Life After Dresden – a play by Philip Orr

Tuesday February 1st 2011

After Dresden, a play by Philip Orr, gets its inaugural reading at Fitzroy Presbyterian Church, Belfast, on Tuesday 8 March at 8pm.

Philip is a local historian and for the last two years had led a summer school at Irish School of Ecumenics.

The play begins at 8pm and admission is free. The author has provided the following introduction:

After Dresden

This year at Easter- time, we will remember the Belfast Blitz in which hundreds of people died as the German air-force bombed this city, seventy years ago during the Second World War. It is also appropriate for us to recall that in the long war against Hitler, the allies rained down destruction on German cities in places such as Hamburg, Berlin and – in the last few weeks of the war – on Dresden. Sixty-six years ago on the night of Shrove Tuesday, 1945, British and American bombers made their way towards eastern Germany where the beautiful city of Dresden had become a temporary home to thousands of refugees who were fleeing from the advancing  Russian Army. During three waves of attack they would reduce the city to a charred ruin and kill thousands of people, most of them civilians.
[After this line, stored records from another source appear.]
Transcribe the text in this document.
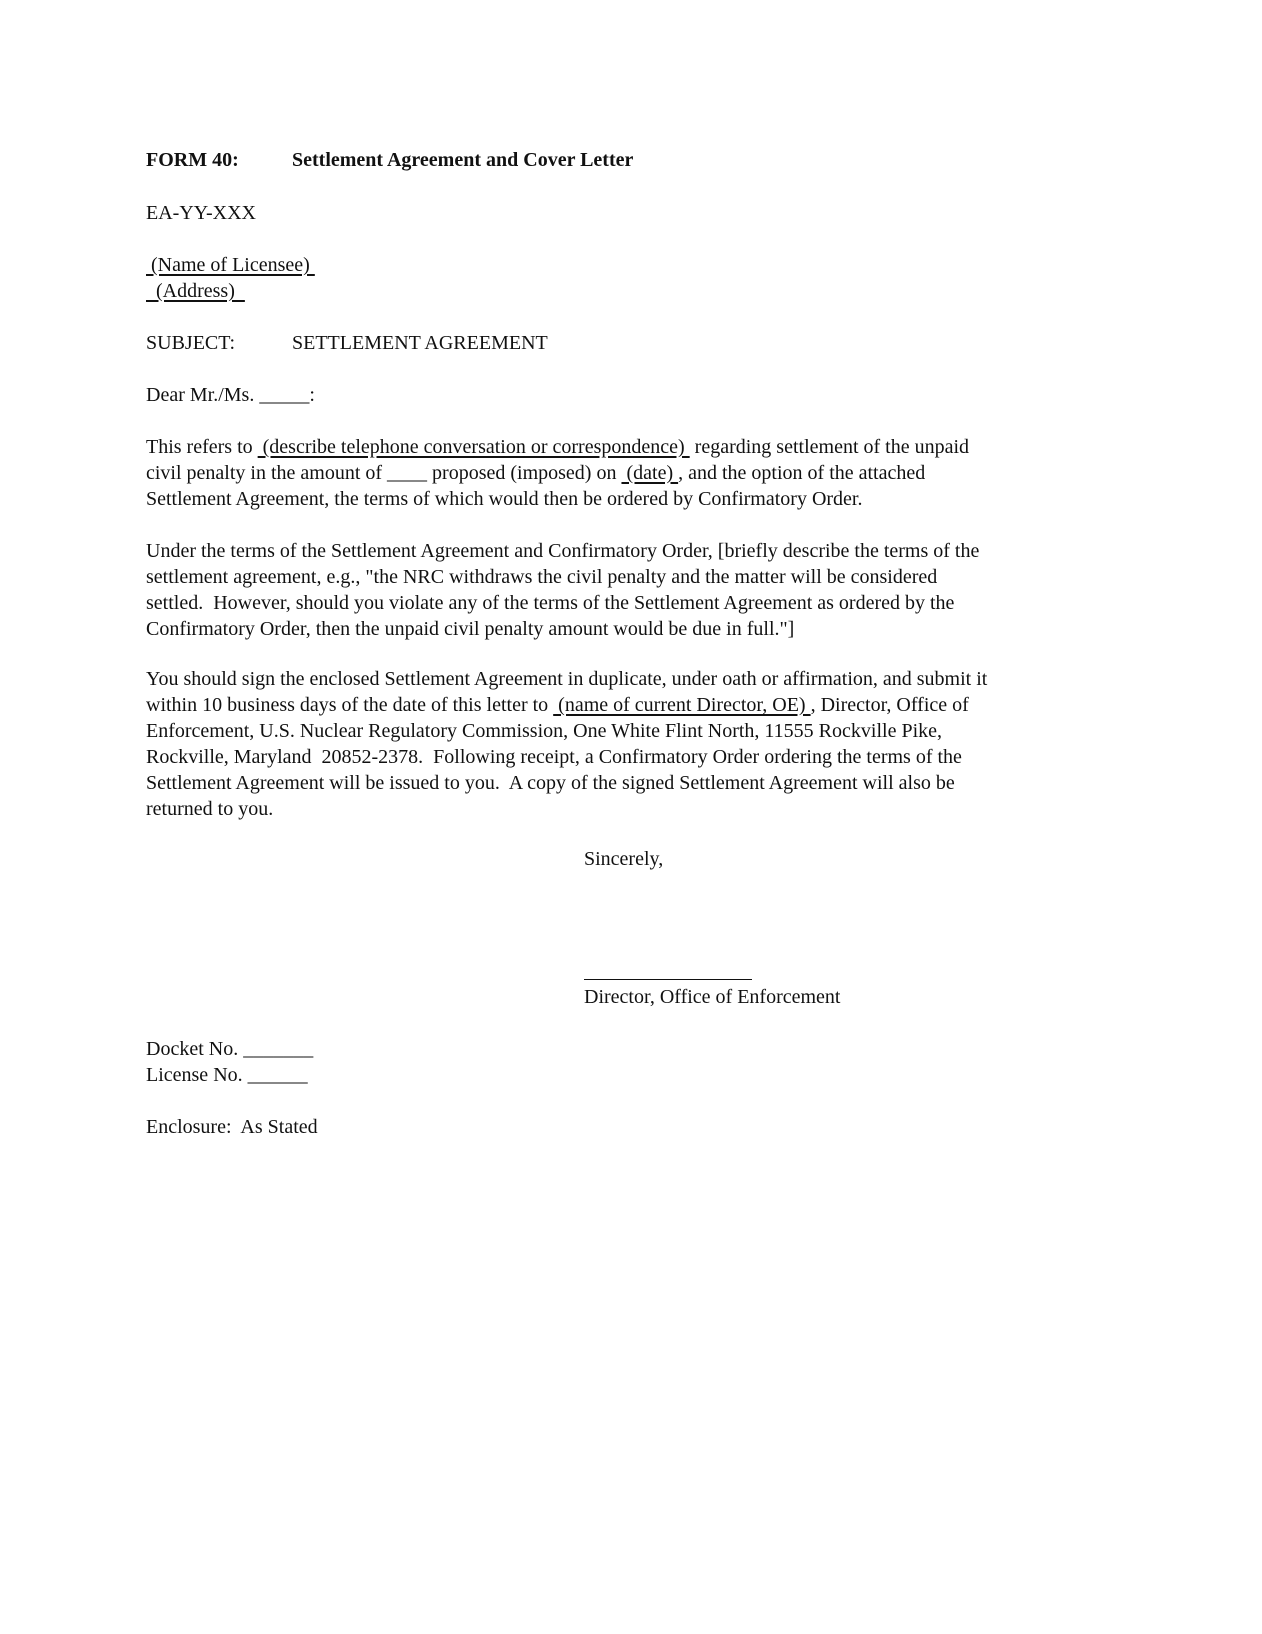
FORM 40:	Settlement Agreement and Cover Letter
EA-YY-XXX
(Name of Licensee)
(Address)
SUBJECT:	SETTLEMENT AGREEMENT
Dear Mr./Ms. _____:
This refers to  (describe telephone conversation or correspondence)  regarding settlement of the unpaid
civil penalty in the amount of ____ proposed (imposed) on  (date) , and the option of the attached
Settlement Agreement, the terms of which would then be ordered by Confirmatory Order.
Under the terms of the Settlement Agreement and Confirmatory Order, [briefly describe the terms of the
settlement agreement, e.g., "the NRC withdraws the civil penalty and the matter will be considered
settled.  However, should you violate any of the terms of the Settlement Agreement as ordered by the
Confirmatory Order, then the unpaid civil penalty amount would be due in full."]
You should sign the enclosed Settlement Agreement in duplicate, under oath or affirmation, and submit it
within 10 business days of the date of this letter to  (name of current Director, OE) , Director, Office of
Enforcement, U.S. Nuclear Regulatory Commission, One White Flint North, 11555 Rockville Pike,
Rockville, Maryland  20852-2378.  Following receipt, a Confirmatory Order ordering the terms of the
Settlement Agreement will be issued to you.  A copy of the signed Settlement Agreement will also be
returned to you.
Sincerely,
Director, Office of Enforcement
Docket No. _______
License No. ______
Enclosure:  As Stated
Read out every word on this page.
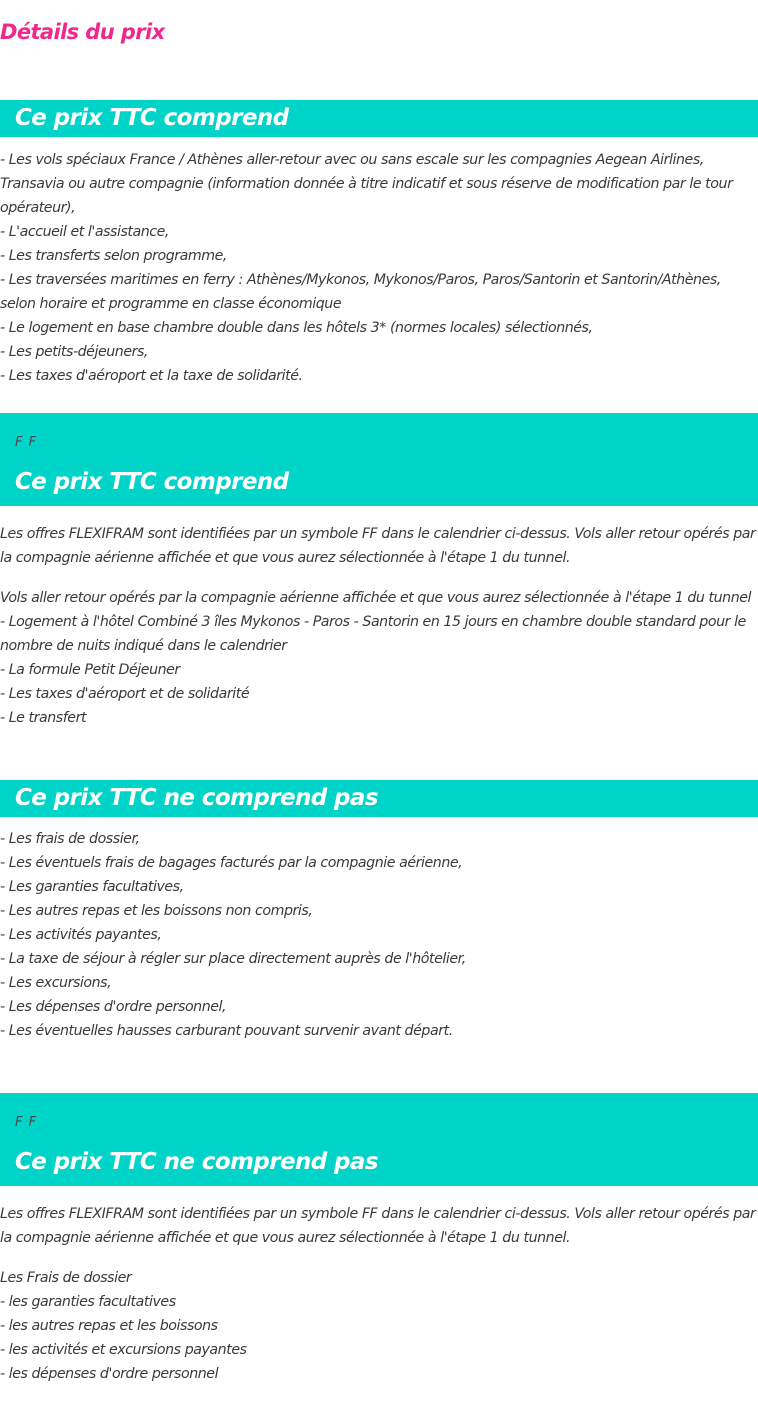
Détails du prix
Ce prix TTC comprend
- Les vols spéciaux France / Athènes aller-retour avec ou sans escale sur les compagnies Aegean Airlines, Transavia ou autre compagnie (information donnée à titre indicatif et sous réserve de modification par le tour opérateur),
- L'accueil et l'assistance,
- Les transferts selon programme,
- Les traversées maritimes en ferry : Athènes/Mykonos, Mykonos/Paros, Paros/Santorin et Santorin/Athènes, selon horaire et programme en classe économique
- Le logement en base chambre double dans les hôtels 3* (normes locales) sélectionnés,
- Les petits-déjeuners,
- Les taxes d'aéroport et la taxe de solidarité.
F F
Ce prix TTC comprend

Les offres FLEXIFRAM sont identifiées par un symbole FF dans le calendrier ci-dessus. Vols aller retour opérés par la compagnie aérienne affichée et que vous aurez sélectionnée à l'étape 1 du tunnel.

Vols aller retour opérés par la compagnie aérienne affichée et que vous aurez sélectionnée à l'étape 1 du tunnel
- Logement à l'hôtel Combiné 3 îles Mykonos - Paros - Santorin en 15 jours en chambre double standard pour le nombre de nuits indiqué dans le calendrier
- La formule Petit Déjeuner
- Les taxes d'aéroport et de solidarité
- Le transfert
Ce prix TTC ne comprend pas
- Les frais de dossier,
- Les éventuels frais de bagages facturés par la compagnie aérienne,
- Les garanties facultatives,
- Les autres repas et les boissons non compris,
- Les activités payantes,
- La taxe de séjour à régler sur place directement auprès de l'hôtelier,
- Les excursions,
- Les dépenses d'ordre personnel,
- Les éventuelles hausses carburant pouvant survenir avant départ.
F F
Ce prix TTC ne comprend pas

Les offres FLEXIFRAM sont identifiées par un symbole FF dans le calendrier ci-dessus. Vols aller retour opérés par la compagnie aérienne affichée et que vous aurez sélectionnée à l'étape 1 du tunnel.

Les Frais de dossier
- les garanties facultatives
- les autres repas et les boissons
- les activités et excursions payantes
- les dépenses d'ordre personnel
Living and working near that city was one young man from Northern Ireland who had grown up in a prominent Ulster Presbyterian family and who had joined the forces as a worker with the YMCA. He was captured in North Africa and subsequently, as a prisoner of war, he was moved to Germany, operating as a padre for the other British prisoners in the region. After the war, this young man went on to become a key figure in the attempt to bring reconciliation to Northern Ireland’s divided communities. This drama has been inspired by his story, as revealed in his own writings about his war-time experiences. However it is a dramatic fiction and not a simple biographical account.

This play is also about the society we have inherited in Northern Ireland and it asks questions about the huge difficulties of reconciliation amidst a legacy of remembered hurt, placing those difficulties within the much more intense and widespread legacy of European 20th century conflict.

The drama begins in the mid-1990s, not long after the paramilitary ceasefires, at a reconciliation community on the Irish coast. A young woman is searching for answers to bitter hurts brought about by the local conflict. Her story is threaded with pain and disappointment. Yet she meets up with an older man whom she respects but whose account of being a war-time prisoner near the doomed city of Dresden she has never fully heard. This young woman is an entirely fictional creation and her tale bears no resemblance to any biography of which I am aware.   

So how will these two dramatic characters interact? And what kind of moral and emotional journey will their stories take the storytellers and the listeners on? Playing the role of Siobhan is Lucy McConnell, playing the role of Frau Klein is Frances Livingstone, playing the part of the young padre called Tom Moore is Jonnee Hicks and playing the part of the older Tom there is myself, Philip Orr, who also authored the script. The performance lasts approximately an hour and a half and there is no interval.